You're right: you can argue and assert anything you want. That does not mean it makes sense. A technology that does more than one thing, and one of those things is cloaking, can not, by definition, have nothing to do with cloaking.
You are changing topics a bit here.
Undoubtedly, the treaty can have unexpected consequences; laws often do. There are differences between law and technology in our time. You are touching on the question of whether the Federation would abide by the treaty. That is a different question.
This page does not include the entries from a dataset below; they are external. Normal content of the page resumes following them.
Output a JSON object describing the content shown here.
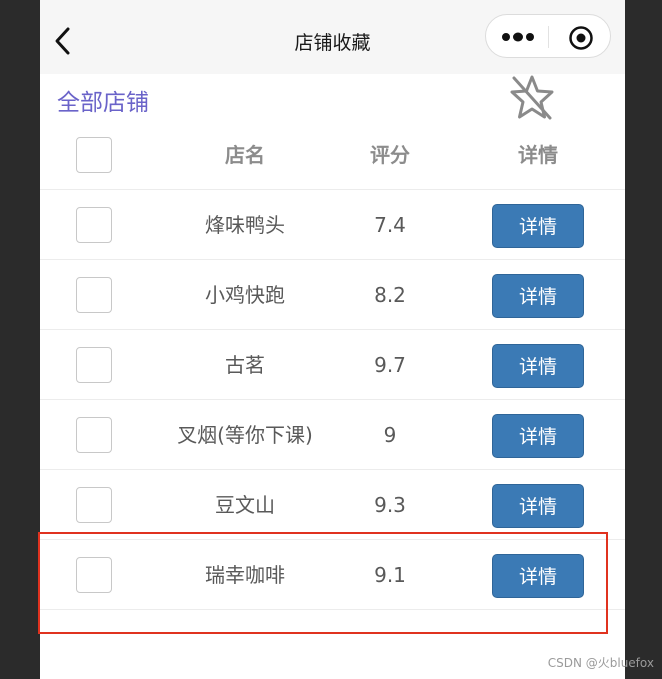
{
  "navbar": {
    "title": "店铺收藏"
  },
  "section": {
    "label": "全部店铺"
  },
  "table": {
    "headers": {
      "name": "店名",
      "score": "评分",
      "detail": "详情"
    },
    "rows": [
      {
        "name": "烽味鸭头",
        "score": "7.4",
        "button": "详情"
      },
      {
        "name": "小鸡快跑",
        "score": "8.2",
        "button": "详情"
      },
      {
        "name": "古茗",
        "score": "9.7",
        "button": "详情"
      },
      {
        "name": "叉烟(等你下课)",
        "score": "9",
        "button": "详情"
      },
      {
        "name": "豆文山",
        "score": "9.3",
        "button": "详情"
      },
      {
        "name": "瑞幸咖啡",
        "score": "9.1",
        "button": "详情"
      }
    ]
  },
  "icons": {
    "back": "back-arrow-icon",
    "more": "more-dots-icon",
    "close_target": "target-icon",
    "star": "star-off-icon"
  },
  "colors": {
    "section_label": "#6a63c9",
    "button": "#3b7ab5",
    "highlight": "#e0321f"
  },
  "watermark": "CSDN @火bluefox"
}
Maybe you are right, that the benefits would so outweigh the consequences that the Federation would violate the treaty. The legal thing to do would be to renegotiate the treaty, not simply violate it. I agree with you that the provision gives a significan upper hand to the Romulans. But, again, that is a matter for renegotiation.
But that is hypothetical, and everyone in the show, including Pressman, concedes that the phasing cloak (it even has "cloak" in the name) violated the treaty.